Le nettoyage ethnique de la minorité des Zaghawas
Dans la région d’Abu Zerega, ville située à 35km d’El Fasher, la destruction par les FSR de villages majoritairement peuplés de Zaghawas relève du nettoyage ethnique selon les conclusions des chercheur·euses d’Amnesty International. Les FSR se sont emparés des villages avant de les brûler afin de s’assurer que les habitant·es ne puissent plus y revenir. Nos chercheur·euses enquêtent actuellement sur un potentiel crime de génocide au Soudan.
Détention illégale et prise d’otages
De nombreux enfants ont été enlevés et détenus illégalement par les FSR. Ils n’étaient quasiment pas nourris et enfermés dans des pièces surpeuplées où les maladies se propageaient facilement. Des centaines de détenus sont morts de déshydratation ou de maladie.

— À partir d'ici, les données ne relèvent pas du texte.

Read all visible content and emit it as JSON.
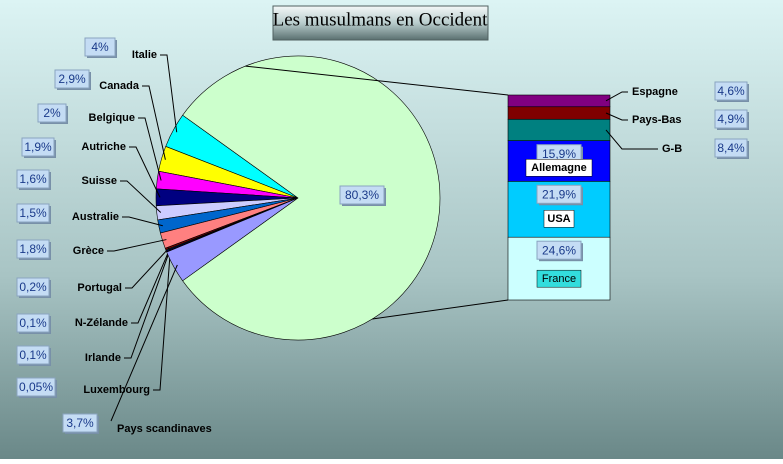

Les FSR ont souvent filmé les exactions commises contre les personnes détenues afin de contraindre leurs proches à payer pour leur libération. Beaucoup de personnes dont les familles n’avaient aucune ressource ont été assassinées.
D’abord [les FSR] leur ont demandé : “C’est quoi votre métier ?” [Mes frères ont répondu :] “On ne travaille pas, on n’a pas d’argent et personne pour nous donner de l’argent”.
L’enrôlement des garçons mineurs dans les forces armées
De nombreux garçons, généralement issus de groupes non arabes, ont été enlevés au cours d’attaques. Les FSR les ont enrôlés de force pour qu’ils combattent aux côtés des FSR ou qu’ils effectuent d’autres tâches comme la surveillance de troupeaux ou de l’espionnage.
Ils m’ont dit de tirer. J’ai tiré […] Je suis retourné à la voiture et je me suis caché […] J’avais tellement peur.
Les responsables de graves violations du droit international
Nos équipes ont collecté assez d’éléments de preuve pour identifier clairement trois auteurs de graves crimes internationaux à El Fasher. Ils doivent être traduits devant la justice internationale :
- Le général de division Gedo Hamdan Ahmed Mohamed, dit « Abu Shouk » pour participation à des actes de torture.
- Le lieutenant-colonel Abbas Khater Bakhit pour ses ordres répétés de torture sur les personnes détenues.
- Le commandant des FSR Al Fateh Abdullah Idris, plus connu sous le nom d’ »Abu Lulu » pour les exécutions sommaires de civils détenus au cours d’un massacre de personnes qui tentaient de fuir El Fasher.
Nos demandes
- Un cessez-le-feu dans tout le Soudan doit être obtenu par la communauté internationale pour mettre immédiatement fin aux souffrances des populations civiles.
- Une force de protection internationale doit être déployée dans le Soudan pour protéger les populations, notamment les enfants.
- Un embargo sur les armes doit s’appliquer à tout le Soudan, et non seulement au Nord Darfour comme c’est le cas actuellement.
- Les Etats doivent cesser d’approvisionner les pays qui arment le Soudan comme les Emirats arabes unis.
- La communauté internationale doit soutenir les mécanismes de justice internationale, comme la Cour pénale internationale, pour lutter contre l’impunité au Soudan.